An increasing number of workloads are moving to cloud data centers, including large-scale machine learning, big data analytics and back-ends for the Internet of Things. Many of these workloads are written in managed languages such as Java, Python or Scala. The performance and efficiency of managed-language workloads are therefore crucial in terms of hardware cost, energy efficiency and quality of service for these data centers.
While managed-language issues such as garbage collection (GC) and JIT compilation have seen a significant amount of research on single-node deployments, data center workloads run across a large number of independent language virtual machines and face new systems challenges that were not previously addressed. At the same time, there has been a large amount of work on specialized systems software and custom hardware for data centers, but most of this work does not fundamentally address managed languages and does not modify the language runtime system, effectively treating it as a black box.

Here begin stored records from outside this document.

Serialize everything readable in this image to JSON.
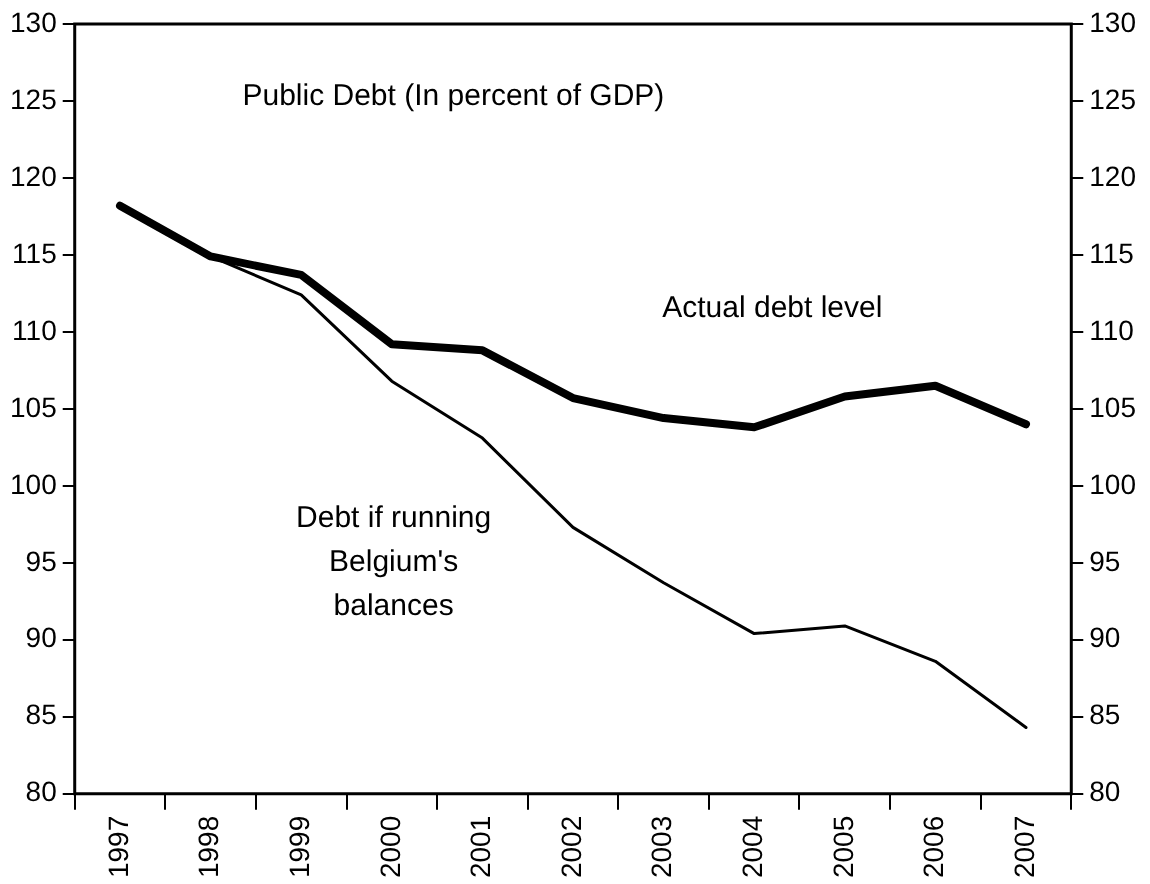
{
  "chart_data": {
    "type": "line",
    "title": "Public Debt (In percent of GDP)",
    "categories": [
      "1997",
      "1998",
      "1999",
      "2000",
      "2001",
      "2002",
      "2003",
      "2004",
      "2005",
      "2006",
      "2007"
    ],
    "series": [
      {
        "name": "Actual debt level",
        "color": "#000000",
        "values": [
          118.2,
          114.9,
          113.7,
          109.2,
          108.8,
          105.7,
          104.4,
          103.8,
          105.8,
          106.5,
          104.0
        ]
      },
      {
        "name": "Debt if running Belgium's balances",
        "color": "#000000",
        "values": [
          118.2,
          114.9,
          112.4,
          106.8,
          103.1,
          97.3,
          93.7,
          90.4,
          90.9,
          88.6,
          84.3
        ]
      }
    ],
    "ylim": [
      80,
      130
    ],
    "yticks": [
      80,
      85,
      90,
      95,
      100,
      105,
      110,
      115,
      120,
      125,
      130
    ],
    "y2lim": [
      80,
      130
    ],
    "y2ticks": [
      80,
      85,
      90,
      95,
      100,
      105,
      110,
      115,
      120,
      125,
      130
    ],
    "grid": false,
    "legend": false,
    "marker": "none",
    "line_style": "solid"
  }
}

In this thesis, we argue that we can substantially improve the performance, efficiency and responsiveness of managed applications in cloud data centers by treating the language runtime system as a fundamental part of the data center stack and co-designing it with both the software systems layer and the hardware layer. In particular, we argue that the cloud operators' full control over the software and hardware stack enables them to co-design these different layers to a degree that would be difficult to achieve in other settings. To support this thesis, we investigate two examples of co-designing the language runtime system with the remainder of the stack, spanning both the hardware and software layers.
On the software side, we show how to better support distributed managed-language applications through a "Holistic" Language Runtime System, which treats the runtimes underpinning a distributed application as a distributed system itself. We first introduce the concept of a Holistic Runtime System. We then present Taurus, a prototype implementation of such a system, based on the OpenJDK Hotspot JVM. By applying Taurus to two representative real-world workloads, we show that it is effective both in reducing the overall runtime and resource consumption, as well as improving long tail-latencies.
On the hardware side, we describe how custom data center SoCs provide an opportunity to revisit the old idea of hardware support for garbage collection. We first show that garbage collection is a suitable workload to be offloaded from the CPU to data-parallel accelerators, by demonstrating how integrated GPUs can be used to perform garbage collection for applications running on the CPU. We then generalize these ideas into a custom hardware accelerator for garbage collection that performs GC more efficiently than running the operation on a traditional CPU. We show this design in the context of a stop-the-world garbage collector, and describe how it could be extended to a fully concurrent, pause-free GC.
Finally, we discuss how hardware-software research on managed languages requires new research infrastructure to achieve a higher degree of realism and industry adoption. We then present the foundation of a new research platform for this type of work, using open-source hardware based on the free and open RISC-V ISA combined with the Jikes Research Virtual Machine. Using this research infrastructure, we evaluate the performance and efficiency of our proposed hardware-assisted garbage collector design.